Nesta antologia, breve e dirigida ao grande público, decidimos restringir a escolha aos contos, por julgarmos ser esse o género mais representativo da sua arte e que mais interesse provocará no leitor. Contudo, Fialho pregou-nos uma partida, e vimo-nos obrigados a abrir duas excepções, incluindo, além dos seis contos, as prosas «Ceifeiros» e «Manhã no Tejo», de cariz não-ficcional, cuja qualidade mais do que justifica a leitura. De fora, terão certamente ficado muitos textos de grande beleza (como, por exemplo, «Madona do Campo Santo» ou muitos dos artigos d’Os Gatos). O nosso desejo é que a antologia desperte no leitor a vontade de descobrir essas pérolas da nossa literatura.
História de Dois Patifes e Outras Prosas recolhe os contos «História de dois patifes», «Sempre amigos», «Abandono do pombal», «O filho», «O anão» e «O sineiro de Santa Ágata»; bem como os já referidos «Manhã no Tejo e «Ceifeiros», além de «Autobiografia – Eu», este último como anexo.
A abrir o livro, numa toada menos séria quando comparado com os outros textos, o conto «História de dois patifes», um engraçado retrato de dois gatos que se dedicam a várias patifarias e se recusam a abdicar da liberdade face às vontades da sua pequena dona. Segue-se «Sempre amigos», sobre dois meninos que se mantêm amigos apesar de o pai de um ter matado o pai do outro, abordando-se vários temas, como a violência doméstica ou a miséria; e, mais à frente, «O filho», a história de uma mãe à espera do regresso do filho há muito emigrado. Óscar Lopes e A. J. Saraiva vêem nestes dois contos «situações colhidas com uma flagrância que sugere a palpitação humana e o ritmo de sopro vital» (in História da Literatura Portuguesa). Ainda sobre «O filho», Jacinto do Prado Coelho qualifica-o como «pungente conto» e «um dos mais belos de Fialho» («Fialho e as correntes do seu tempo», in A Letra e o Leitor).
D’A Cidade do Vício, antologiámos «Abandono do pombal», belíssima história, embora simples, da doença e morte de uma jovem. Um texto em que sobressaem os imensos recursos estilísticos do escritor, criando uma aura de mistério, numa prosa sugestiva de sensações e imagens, imersa numa imensa sensibilidade e imaginação.
Com «O anão», regressamos ao Alentejo e lemos um conto de fundo popular, cómico e trágico, sobre Carrasquinho, a sua vida e a sua morte. É um texto magnífico, com fortes marcas da oralidade, tratando do preconceito, da superstição e da dificuldade em ser diferente. Julgamos essencial mencionar as palavras de Óscar Lopes e A. J. Saraiva: «encontramo-nos perante qualquer coisa que prenuncia um não menos importante desenvolvimento do expressionismo germânico: a fantasia mitificadora de Kafka. Sentimos com efeito que Carrasquinho, o pobre anão, simboliza, como o célebre homem-insecto de Metamorfose, todos aqueles que, por qualquer contingência, parecem condenados a todas as arbitrariedades, e as aceitam, sem as compreender, como um destino, embora debatendo-se ainda em vão e por mero impulso vital» (in História da Literatura Portuguesa).
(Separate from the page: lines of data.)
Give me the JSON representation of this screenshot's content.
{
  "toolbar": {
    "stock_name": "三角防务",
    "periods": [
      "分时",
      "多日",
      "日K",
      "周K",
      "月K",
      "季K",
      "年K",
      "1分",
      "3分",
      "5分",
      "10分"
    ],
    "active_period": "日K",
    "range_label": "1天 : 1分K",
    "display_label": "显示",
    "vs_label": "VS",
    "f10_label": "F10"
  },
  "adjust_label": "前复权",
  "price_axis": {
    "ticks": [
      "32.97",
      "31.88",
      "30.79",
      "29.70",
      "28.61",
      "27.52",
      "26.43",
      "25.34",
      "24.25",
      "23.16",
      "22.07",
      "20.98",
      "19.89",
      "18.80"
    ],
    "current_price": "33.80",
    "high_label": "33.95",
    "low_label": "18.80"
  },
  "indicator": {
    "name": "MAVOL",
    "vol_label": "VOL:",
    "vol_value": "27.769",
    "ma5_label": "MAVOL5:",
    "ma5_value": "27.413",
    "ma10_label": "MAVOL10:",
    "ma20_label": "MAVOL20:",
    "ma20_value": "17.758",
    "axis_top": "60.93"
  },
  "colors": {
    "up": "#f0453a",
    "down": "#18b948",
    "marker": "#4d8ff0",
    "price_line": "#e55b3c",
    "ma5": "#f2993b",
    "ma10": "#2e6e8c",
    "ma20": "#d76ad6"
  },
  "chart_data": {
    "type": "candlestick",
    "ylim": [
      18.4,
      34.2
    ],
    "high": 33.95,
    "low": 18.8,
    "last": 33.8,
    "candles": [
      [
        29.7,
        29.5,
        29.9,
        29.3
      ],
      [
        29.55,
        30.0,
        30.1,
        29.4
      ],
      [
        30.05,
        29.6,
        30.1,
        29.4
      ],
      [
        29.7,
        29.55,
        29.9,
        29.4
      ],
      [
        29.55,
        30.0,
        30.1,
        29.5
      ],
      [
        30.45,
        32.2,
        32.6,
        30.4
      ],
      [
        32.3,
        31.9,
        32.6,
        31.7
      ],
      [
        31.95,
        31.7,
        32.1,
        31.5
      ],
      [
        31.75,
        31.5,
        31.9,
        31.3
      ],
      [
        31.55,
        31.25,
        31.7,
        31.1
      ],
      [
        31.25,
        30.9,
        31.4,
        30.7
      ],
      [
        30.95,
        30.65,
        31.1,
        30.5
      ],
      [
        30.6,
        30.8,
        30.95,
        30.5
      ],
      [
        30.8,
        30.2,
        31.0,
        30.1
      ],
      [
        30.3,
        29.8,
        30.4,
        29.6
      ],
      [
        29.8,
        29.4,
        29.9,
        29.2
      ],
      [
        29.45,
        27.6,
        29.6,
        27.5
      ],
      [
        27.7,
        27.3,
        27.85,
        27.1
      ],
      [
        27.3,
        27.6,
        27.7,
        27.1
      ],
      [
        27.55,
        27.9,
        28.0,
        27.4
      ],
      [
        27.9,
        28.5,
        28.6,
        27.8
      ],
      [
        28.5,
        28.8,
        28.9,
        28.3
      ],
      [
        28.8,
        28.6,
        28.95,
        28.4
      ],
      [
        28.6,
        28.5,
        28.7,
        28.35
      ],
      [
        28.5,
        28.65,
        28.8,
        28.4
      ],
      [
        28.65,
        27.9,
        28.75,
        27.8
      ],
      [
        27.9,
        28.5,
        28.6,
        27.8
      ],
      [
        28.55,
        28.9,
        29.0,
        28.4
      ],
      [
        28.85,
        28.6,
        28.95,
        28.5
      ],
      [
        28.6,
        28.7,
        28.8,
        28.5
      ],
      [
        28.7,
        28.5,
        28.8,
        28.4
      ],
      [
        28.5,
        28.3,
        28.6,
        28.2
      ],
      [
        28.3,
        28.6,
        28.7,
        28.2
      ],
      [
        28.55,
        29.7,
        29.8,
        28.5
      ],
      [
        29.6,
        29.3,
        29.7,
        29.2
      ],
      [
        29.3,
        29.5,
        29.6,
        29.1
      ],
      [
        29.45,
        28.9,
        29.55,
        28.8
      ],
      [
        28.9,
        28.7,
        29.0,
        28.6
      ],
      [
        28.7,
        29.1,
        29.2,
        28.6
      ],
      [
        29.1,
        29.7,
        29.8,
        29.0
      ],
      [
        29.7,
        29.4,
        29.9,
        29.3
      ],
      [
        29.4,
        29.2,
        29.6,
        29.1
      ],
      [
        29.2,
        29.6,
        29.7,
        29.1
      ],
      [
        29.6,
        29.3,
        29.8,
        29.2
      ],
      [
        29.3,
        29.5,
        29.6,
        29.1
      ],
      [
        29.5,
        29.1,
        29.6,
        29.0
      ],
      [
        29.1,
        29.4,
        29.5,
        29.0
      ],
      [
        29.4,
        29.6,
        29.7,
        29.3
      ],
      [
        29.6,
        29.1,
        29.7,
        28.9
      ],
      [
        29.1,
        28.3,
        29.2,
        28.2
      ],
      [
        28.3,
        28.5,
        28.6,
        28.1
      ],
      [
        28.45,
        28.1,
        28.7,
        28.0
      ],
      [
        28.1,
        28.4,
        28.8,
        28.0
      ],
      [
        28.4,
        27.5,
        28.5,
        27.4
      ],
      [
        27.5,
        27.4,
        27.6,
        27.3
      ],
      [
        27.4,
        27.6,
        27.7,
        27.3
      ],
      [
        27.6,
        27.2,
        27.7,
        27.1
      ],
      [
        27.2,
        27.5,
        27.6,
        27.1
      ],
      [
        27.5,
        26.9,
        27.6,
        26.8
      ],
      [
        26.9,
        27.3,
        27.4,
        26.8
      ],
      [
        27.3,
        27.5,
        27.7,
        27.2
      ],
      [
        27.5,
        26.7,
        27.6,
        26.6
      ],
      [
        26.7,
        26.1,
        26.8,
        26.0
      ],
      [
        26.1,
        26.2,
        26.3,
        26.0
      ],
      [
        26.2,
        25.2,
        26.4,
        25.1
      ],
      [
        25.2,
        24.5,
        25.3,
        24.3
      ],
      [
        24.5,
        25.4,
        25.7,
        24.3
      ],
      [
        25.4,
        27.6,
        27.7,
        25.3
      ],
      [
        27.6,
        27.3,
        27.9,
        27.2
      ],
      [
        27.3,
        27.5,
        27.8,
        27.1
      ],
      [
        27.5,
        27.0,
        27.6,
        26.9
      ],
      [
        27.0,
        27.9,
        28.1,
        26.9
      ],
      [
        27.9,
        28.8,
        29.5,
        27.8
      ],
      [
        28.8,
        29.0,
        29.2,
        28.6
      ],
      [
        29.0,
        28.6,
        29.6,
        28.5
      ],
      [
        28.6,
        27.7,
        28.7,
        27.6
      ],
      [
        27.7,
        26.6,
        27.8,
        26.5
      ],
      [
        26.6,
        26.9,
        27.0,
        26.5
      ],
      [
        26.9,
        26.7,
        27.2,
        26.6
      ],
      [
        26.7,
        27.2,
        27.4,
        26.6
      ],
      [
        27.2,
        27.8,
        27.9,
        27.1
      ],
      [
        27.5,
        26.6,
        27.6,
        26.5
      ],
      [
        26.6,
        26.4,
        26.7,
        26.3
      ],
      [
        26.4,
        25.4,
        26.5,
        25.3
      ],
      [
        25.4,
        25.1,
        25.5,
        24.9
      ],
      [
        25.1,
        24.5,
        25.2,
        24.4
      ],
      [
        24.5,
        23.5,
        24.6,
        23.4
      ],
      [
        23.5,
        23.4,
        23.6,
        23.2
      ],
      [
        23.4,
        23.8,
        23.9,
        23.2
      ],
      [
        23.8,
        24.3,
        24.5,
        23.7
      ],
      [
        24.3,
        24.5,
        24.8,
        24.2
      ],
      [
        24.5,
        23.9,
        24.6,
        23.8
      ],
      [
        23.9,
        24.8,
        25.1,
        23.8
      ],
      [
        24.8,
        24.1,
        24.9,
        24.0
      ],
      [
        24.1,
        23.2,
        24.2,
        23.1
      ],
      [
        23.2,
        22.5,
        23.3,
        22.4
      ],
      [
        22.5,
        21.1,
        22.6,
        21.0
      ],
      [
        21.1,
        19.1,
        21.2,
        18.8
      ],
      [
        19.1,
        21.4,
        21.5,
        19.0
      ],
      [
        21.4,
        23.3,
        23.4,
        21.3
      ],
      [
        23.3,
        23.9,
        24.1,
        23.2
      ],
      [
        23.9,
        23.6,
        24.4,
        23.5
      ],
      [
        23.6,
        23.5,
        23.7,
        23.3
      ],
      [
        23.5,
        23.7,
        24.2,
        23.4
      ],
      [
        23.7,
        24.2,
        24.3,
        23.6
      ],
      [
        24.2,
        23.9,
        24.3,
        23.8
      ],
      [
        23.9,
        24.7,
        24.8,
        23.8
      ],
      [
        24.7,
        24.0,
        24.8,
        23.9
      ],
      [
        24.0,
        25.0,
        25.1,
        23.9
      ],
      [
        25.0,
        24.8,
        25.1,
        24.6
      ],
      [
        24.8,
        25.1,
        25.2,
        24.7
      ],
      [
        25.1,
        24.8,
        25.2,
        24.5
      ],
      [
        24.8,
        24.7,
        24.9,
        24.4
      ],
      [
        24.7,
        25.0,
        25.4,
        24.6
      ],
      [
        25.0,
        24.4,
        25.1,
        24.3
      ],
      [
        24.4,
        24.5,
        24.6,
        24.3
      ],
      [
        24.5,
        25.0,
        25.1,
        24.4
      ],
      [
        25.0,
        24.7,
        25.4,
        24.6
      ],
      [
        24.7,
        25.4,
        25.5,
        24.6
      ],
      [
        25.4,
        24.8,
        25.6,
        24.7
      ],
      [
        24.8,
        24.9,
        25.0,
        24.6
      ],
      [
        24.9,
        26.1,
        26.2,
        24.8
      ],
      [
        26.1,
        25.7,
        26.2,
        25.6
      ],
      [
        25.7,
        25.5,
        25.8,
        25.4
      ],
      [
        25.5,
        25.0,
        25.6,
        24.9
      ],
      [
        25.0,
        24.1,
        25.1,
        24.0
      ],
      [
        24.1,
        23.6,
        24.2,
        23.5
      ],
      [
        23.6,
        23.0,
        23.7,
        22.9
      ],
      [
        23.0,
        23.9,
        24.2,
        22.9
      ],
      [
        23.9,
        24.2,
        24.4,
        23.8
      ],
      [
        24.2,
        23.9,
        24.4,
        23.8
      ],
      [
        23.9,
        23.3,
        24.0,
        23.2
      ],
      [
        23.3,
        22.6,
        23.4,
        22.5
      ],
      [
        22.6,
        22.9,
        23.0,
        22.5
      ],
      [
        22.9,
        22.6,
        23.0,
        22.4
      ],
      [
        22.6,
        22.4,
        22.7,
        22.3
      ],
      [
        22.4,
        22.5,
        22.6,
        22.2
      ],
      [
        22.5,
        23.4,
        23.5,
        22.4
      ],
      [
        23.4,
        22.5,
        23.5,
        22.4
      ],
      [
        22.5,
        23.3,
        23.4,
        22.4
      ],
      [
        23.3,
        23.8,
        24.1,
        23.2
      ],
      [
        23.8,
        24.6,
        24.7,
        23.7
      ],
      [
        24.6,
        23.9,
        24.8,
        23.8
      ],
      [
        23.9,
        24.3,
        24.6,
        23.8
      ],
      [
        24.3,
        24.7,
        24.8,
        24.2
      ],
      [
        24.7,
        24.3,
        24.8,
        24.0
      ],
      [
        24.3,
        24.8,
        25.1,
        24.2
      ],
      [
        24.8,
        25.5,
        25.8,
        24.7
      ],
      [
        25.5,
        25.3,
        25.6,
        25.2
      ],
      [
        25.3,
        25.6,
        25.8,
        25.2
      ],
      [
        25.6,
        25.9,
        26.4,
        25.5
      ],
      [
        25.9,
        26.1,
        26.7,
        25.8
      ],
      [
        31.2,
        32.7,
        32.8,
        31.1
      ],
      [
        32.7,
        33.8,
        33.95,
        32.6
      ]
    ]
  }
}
Para fechar a parte dedicada aos contos, escolhemos «O sineiro de Santa Ágata», no qual o autor embarca num delírio onírico, passeando entre as ruínas de um antigo convento. Para Óscar Lopes e A. J. Saraiva, «o expressionismo abeira-se aí de um exercício de fantasia autenticamente livre, como só virá a ser atingida nos melhores textos reivindicados, desde 1924, pela estética surréaliste» (in História da Literatura Portuguesa). E Jacinto do Prado Coelho acrescenta: «todo ele um sonho vertiginoso, um turbilhão de mostrengos e de serafins, que exprime a luta subjectiva entre misticismo poético
e a alma pagã da natureza
» («Fialho e as correntes do seu tempo», in A Letra e o Leitor).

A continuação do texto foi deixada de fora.